Job postings on ZipRecruiter rose 3 percent in May. Pollak said that businesses are hiring both to replace turnover and expand headcount but held back by high turnover and persistent labor shortages.

Unemployment Stays Flat

The unemployment rate held at 3.6 percent for the third straight month. A more encompassing measure of unemployment that accounts for those not looking for jobs and those holding part-time positions for economic reasons moved slightly higher to 7.1 percent.

"While the unemployment rate didn't improve, the underlying data was healthy, showing a rise in labor force participation and a negligible change in unemployment levels," Zhao said.

The labor force participation rate, which measures the share of the population working or looking for work, ticked up to 62.3 percent from 62.2 percent in April, a sign that bountiful jobs and higher wages are slowly luring people back to work.

"Job gains would have been even higher were it not for the decline in labor force participation caused by the pandemic," Pollak said. "Labor force participation rates have recovered for teenagers and the prime-age population, but are still almost 3.5 percentage points lower than before the pandemic for workers aged 20-24 and those over age 55."

Strong demand continues to pull workers back into employment, Bunker said. "Unemployed workers also continue to find work, as the job-finding rate for these workers rose in May and remains higher than its pre-pandemic average. And while more workers are getting jobs, the data show no sign of a pick-up in layoffs."

Wage Growth Eases

Wages continued to climb last month, though at a slower pace. Competition for workers amid a severe labor shortage has driven up annual wage increases above 5 percent every month of this year. By contrast, wage gains averaged 3.2 percent in the 12 months to February 2020.

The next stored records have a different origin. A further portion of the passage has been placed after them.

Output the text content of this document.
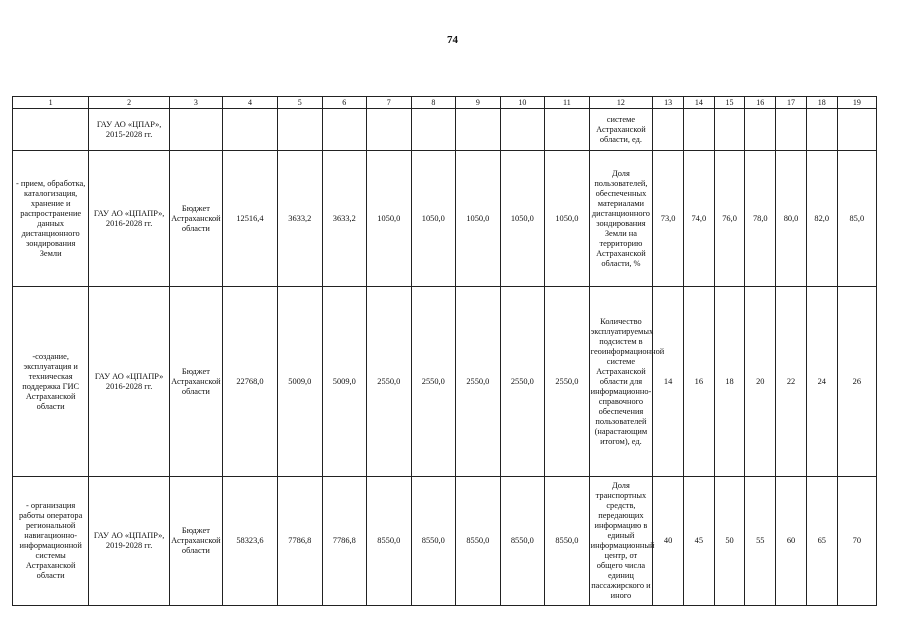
74
1	2	3	4	5	6	7	8	9	10	11	12	13	14	15	16	17	18	19
	ГАУ АО «ЦПАР», 2015-2028 гг.										системе Астраханской области, ед.							
- прием, обработка, каталогизация, хранение и распространение данных дистанционного зондирования Земли	ГАУ АО «ЦПАПР», 2016-2028 гг.	Бюджет Астраханской области	12516,4	3633,2	3633,2	1050,0	1050,0	1050,0	1050,0	1050,0	Доля пользователей, обеспеченных материалами дистанционного зондирования Земли на территорию Астраханской области, %	73,0	74,0	76,0	78,0	80,0	82,0	85,0
-создание, эксплуатация и техническая поддержка ГИС Астраханской области	ГАУ АО «ЦПАПР» 2016-2028 гг.	Бюджет Астраханской области	22768,0	5009,0	5009,0	2550,0	2550,0	2550,0	2550,0	2550,0	Количество эксплуатируемых подсистем в геоинформационной системе Астраханской области для информационно-справочного обеспечения пользователей (нарастающим итогом), ед.	14	16	18	20	22	24	26
- организация работы оператора региональной навигационно-информационной системы Астраханской области	ГАУ АО «ЦПАПР», 2019-2028 гг.	Бюджет Астраханской области	58323,6	7786,8	7786,8	8550,0	8550,0	8550,0	8550,0	8550,0	Доля транспортных средств, передающих информацию в единый информационный центр, от общего числа единиц пассажирского и иного	40	45	50	55	60	65	70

"Average hourly earnings grew 5.2 percent year-over-year in May, slowing from 5.5 percent in April," Zhao said. "While the slowdown may not be welcome news to workers, it is a signal that inflation may moderate as monetary policy continues to tighten. Accelerating wage growth would raise concerns of a wage-price spiral."

Pollak said that year-over-year wage growth in leisure and hospitality has now been over 10 percent for 10 straight months. Frontline workers in that industry are experiencing particularly rapid growth of 11.8 percent. "Further recovery in labor force participation is likely to take the boil off wage growth," she said.